Ségolène Royal dévoile son projet de loi sur la transition énergétique
C'est l'un des textes les plus importants du quinquennat de François Hollande. Le projet de loi sur la transition énergétique pour la croissance verte, dont les grandes lignes ont été dévoilées le 18 juin dernier, va être présenté dans son intégralité ce mercredi, à l'occasion du compte-rendu du Conseil des ministres.

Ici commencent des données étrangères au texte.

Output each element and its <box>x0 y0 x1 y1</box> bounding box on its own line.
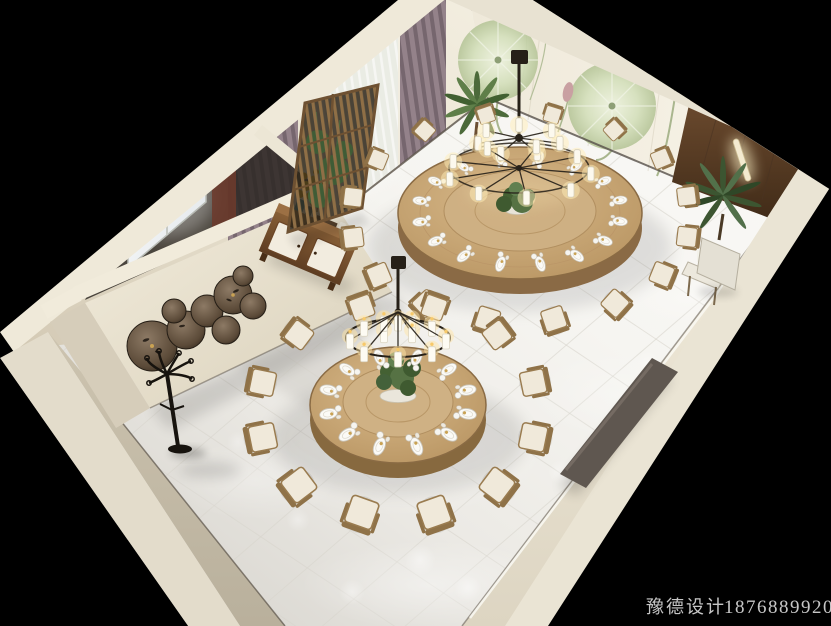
dining-room-render: 豫德设计 18768899200 <box>0 0 831 626</box>
studio-name: 豫德设计 <box>646 597 726 617</box>
scene-svg: 豫德设计 18768899200 <box>0 0 831 626</box>
watermark: 豫德设计 18768899200 <box>646 597 831 618</box>
phone-number: 18768899200 <box>724 597 831 618</box>
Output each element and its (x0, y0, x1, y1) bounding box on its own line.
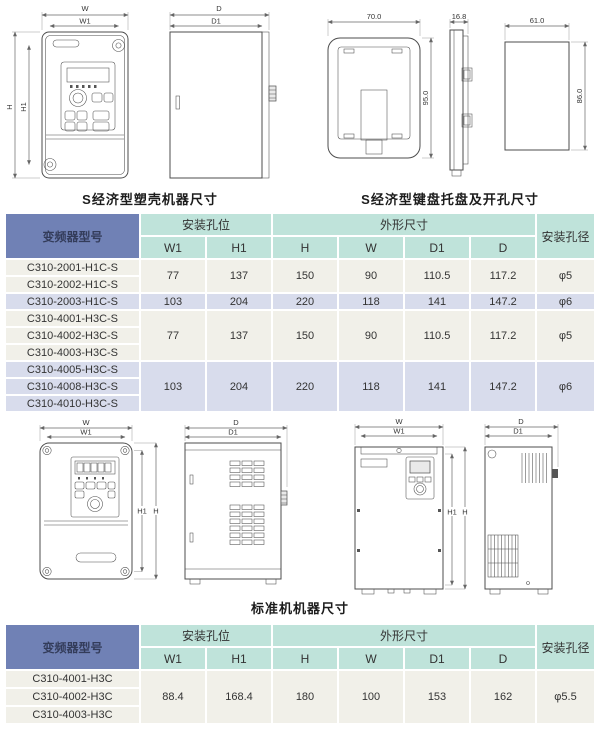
s-machine-caption: S经济型塑壳机器尺寸 (82, 192, 218, 208)
col-header-h1: H1 (207, 237, 271, 258)
col-header-model: 变频器型号 (6, 625, 139, 669)
value-cell: 180 (273, 671, 337, 723)
value-cell: 141 (405, 362, 469, 411)
value-cell: 141 (405, 294, 469, 309)
value-cell: 103 (141, 362, 205, 411)
table-row: C310-4005-H3C-S 103 204 220 118 141 147.… (6, 362, 594, 377)
model-cell: C310-4003-H3C (6, 707, 139, 723)
col-header-w1: W1 (141, 648, 205, 669)
s-side-view (170, 32, 276, 178)
col-group-outline-dims: 外形尺寸 (273, 214, 535, 235)
value-cell: 153 (405, 671, 469, 723)
dim-label-tray-depth: 16.8 (452, 12, 467, 21)
s-keypad-drawing-block: 70.0 95.0 16.8 (300, 0, 600, 208)
dim-label-w: W (395, 417, 403, 426)
col-group-mounting-holes: 安装孔位 (141, 214, 271, 235)
value-cell: 147.2 (471, 294, 535, 309)
value-cell: 88.4 (141, 671, 205, 723)
model-cell: C310-4001-H3C (6, 671, 139, 687)
col-header-d: D (471, 237, 535, 258)
model-cell: C310-2003-H1C-S (6, 294, 139, 309)
value-cell: 118 (339, 362, 403, 411)
model-cell: C310-2002-H1C-S (6, 277, 139, 292)
dim-label-d1: D1 (513, 427, 523, 436)
dim-label-d: D (518, 417, 524, 426)
std-machine-dimension-drawing: W W1 H1 H (0, 417, 300, 599)
dim-label-tray-height: 95.0 (421, 91, 430, 106)
panel-cutout-view (505, 42, 569, 150)
value-cell: 117.2 (471, 311, 535, 360)
value-cell: 90 (339, 311, 403, 360)
dim-label-h1: H1 (137, 507, 147, 516)
value-cell: 162 (471, 671, 535, 723)
dim-label-d: D (216, 4, 222, 13)
dim-label-cutout-height: 86.0 (575, 89, 584, 104)
standard-machine-drawings-section: W W1 H1 H (0, 417, 600, 599)
value-cell: 137 (207, 311, 271, 360)
dim-label-h1: H1 (19, 102, 28, 112)
col-header-w: W (339, 237, 403, 258)
dim-label-d: D (233, 418, 239, 427)
tray-side-view (450, 30, 472, 176)
std-large-front-view (355, 447, 443, 594)
value-cell: 77 (141, 260, 205, 292)
dim-label-w1: W1 (393, 427, 404, 436)
dim-label-tray-width: 70.0 (367, 12, 382, 21)
value-cell: 117.2 (471, 260, 535, 292)
model-cell: C310-2001-H1C-S (6, 260, 139, 275)
s-keypad-caption: S经济型键盘托盘及开孔尺寸 (361, 192, 539, 208)
dim-label-h: H (153, 507, 158, 516)
value-cell: φ6 (537, 362, 594, 411)
model-cell: C310-4002-H3C-S (6, 328, 139, 343)
col-header-d1: D1 (405, 648, 469, 669)
col-header-w: W (339, 648, 403, 669)
col-header-hole-diameter: 安装孔径 (537, 214, 594, 258)
col-group-mounting-holes: 安装孔位 (141, 625, 271, 646)
col-header-h: H (273, 648, 337, 669)
dim-label-d1: D1 (211, 17, 221, 26)
s-side-view-dimensions: D D1 (170, 4, 269, 30)
s-series-spec-table: 变频器型号 安装孔位 外形尺寸 安装孔径 W1 H1 H W D1 D C310… (4, 212, 596, 413)
table-row: C310-2001-H1C-S 77 137 150 90 110.5 117.… (6, 260, 594, 275)
value-cell: 103 (141, 294, 205, 309)
dim-label-h1: H1 (447, 508, 457, 517)
value-cell: φ5.5 (537, 671, 594, 723)
value-cell: φ5 (537, 260, 594, 292)
dim-label-h: H (5, 104, 14, 109)
table-row: C310-4001-H3C 88.4 168.4 180 100 153 162… (6, 671, 594, 687)
dim-label-h: H (462, 508, 467, 517)
model-cell: C310-4002-H3C (6, 689, 139, 705)
value-cell: 137 (207, 260, 271, 292)
dim-label-w1: W1 (79, 17, 90, 26)
datasheet-page: { "captions": { "s_machine": "S经济型塑壳机器尺寸… (0, 0, 600, 736)
value-cell: 90 (339, 260, 403, 292)
col-header-h1: H1 (207, 648, 271, 669)
value-cell: 100 (339, 671, 403, 723)
dim-label-w1: W1 (80, 428, 91, 437)
value-cell: 147.2 (471, 362, 535, 411)
s-series-drawings-section: W W1 H H1 D D1 (0, 0, 600, 208)
table-row: C310-2003-H1C-S 103 204 220 118 141 147.… (6, 294, 594, 309)
std-large-frame-block: W W1 H1 H (300, 417, 600, 599)
dim-label-w: W (81, 4, 89, 13)
col-header-d: D (471, 648, 535, 669)
col-group-outline-dims: 外形尺寸 (273, 625, 535, 646)
s-front-view (42, 32, 128, 178)
value-cell: φ6 (537, 294, 594, 309)
std-side-view (185, 443, 287, 584)
col-header-model: 变频器型号 (6, 214, 139, 258)
value-cell: 110.5 (405, 311, 469, 360)
value-cell: 220 (273, 362, 337, 411)
s-machine-drawing-block: W W1 H H1 D D1 (0, 0, 300, 208)
value-cell: 150 (273, 311, 337, 360)
model-cell: C310-4005-H3C-S (6, 362, 139, 377)
std-large-machine-dimension-drawing: W W1 H1 H (300, 417, 600, 599)
col-header-d1: D1 (405, 237, 469, 258)
std-front-view (40, 443, 132, 579)
table-row: C310-4001-H3C-S 77 137 150 90 110.5 117.… (6, 311, 594, 326)
value-cell: 110.5 (405, 260, 469, 292)
standard-spec-table: 变频器型号 安装孔位 外形尺寸 安装孔径 W1 H1 H W D1 D C310… (4, 623, 596, 725)
dim-label-cutout-width: 61.0 (530, 16, 545, 25)
value-cell: 118 (339, 294, 403, 309)
std-small-frame-block: W W1 H1 H (0, 417, 300, 599)
model-cell: C310-4001-H3C-S (6, 311, 139, 326)
tray-front-view (328, 38, 420, 158)
value-cell: 77 (141, 311, 205, 360)
col-header-hole-diameter: 安装孔径 (537, 625, 594, 669)
s-keypad-tray-drawing: 70.0 95.0 16.8 (300, 0, 600, 192)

Après des mois de débats et d'intenses tractations réunissant entreprises, ONG, élus, syndicat et de nombreux experts, il semble que le texte final comportera 60 articles. Plusieurs grands objectifs y figurent : réduire la consommation finale de 50 % en 2050 par rapport à 2012, la consommation des énergies fossiles de 30% en 2030, parvenir à 32% d'énergie renouvelable en 2030 (contre 13,7% en 2012) et diminuer de 40% les gaz à effet de serre à l'horizon 2030.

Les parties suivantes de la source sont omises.